Hannah was impressed by the easy friendliness of other people at that weekend. She had become used to people shunning her or staying in their own friendship circles. But now she was greeted and made to feel welcome.
The warmth touched Hannah, and she decided to stay in a Jesus Fellowship community house in London for her summer holiday. At the time she was 17.
Why London? "Initially, because it was the capital," says Hannah. "It's the centre of England: there are over seven million people living there; that's a lot of people to reach!"
She wanted to meet a variety of people from different backgrounds, races and cultures. The diversity of people attracted her immediately.

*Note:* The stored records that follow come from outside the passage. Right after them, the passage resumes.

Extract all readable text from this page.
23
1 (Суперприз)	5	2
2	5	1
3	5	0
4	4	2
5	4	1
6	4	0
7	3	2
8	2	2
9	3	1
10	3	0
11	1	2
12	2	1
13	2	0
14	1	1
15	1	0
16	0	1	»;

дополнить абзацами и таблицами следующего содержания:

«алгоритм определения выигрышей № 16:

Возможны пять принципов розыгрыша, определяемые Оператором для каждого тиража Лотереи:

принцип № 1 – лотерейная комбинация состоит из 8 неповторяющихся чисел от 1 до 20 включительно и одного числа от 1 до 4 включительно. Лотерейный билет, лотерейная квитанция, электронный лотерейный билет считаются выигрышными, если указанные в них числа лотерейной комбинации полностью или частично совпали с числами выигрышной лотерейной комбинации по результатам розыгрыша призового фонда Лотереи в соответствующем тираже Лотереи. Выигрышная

In the short month that Hannah stayed in London, she formed close relationships with the people living there and started to really grow spiritually. But her month in England was soon up and Hannah returned to Norway to start her college course.
After only a few months, she grew restless. "I was fed up of college," recalls Hannah. "I didn't fit in. I just wanted to chuck it all in and go back to England."
So, in January 2006, in a leap of faith, Hannah decided to leave her home, her country and her family and embark upon a Jesus Army Training Year at "Spreading Flame", a Jesus Fellowship community house in London.
"My view of church was quite selfish really," admits Hannah, "in that I saw it as basically just for me. Now I can see how wrong that is! Being here has opened my eyes to the power of love - for each other and for those we meet - wherever they're from."
As her Training Year drew to its end, Hannah began to pray urgently about the decision that she needed to make: what now?
The answer came when she was reading her Bible - a verse leapt out at her:
"In the same way, any of you who does not give up everything he has cannot be My disciple... Salt is good, but if it loses its saltiness, how can it be made salty again?" (Luke 14:33-34)
Hannah saw this as an answer to her prayers and made the brave step of giving up everything she knew in Norway to move into Christian community in London. She has since started co-leading a group for teenage girls and longs for it to increase.
"I think it's important to make sacrifices to show God that you're serious," says Hannah: "something this good is worth paying a high price for."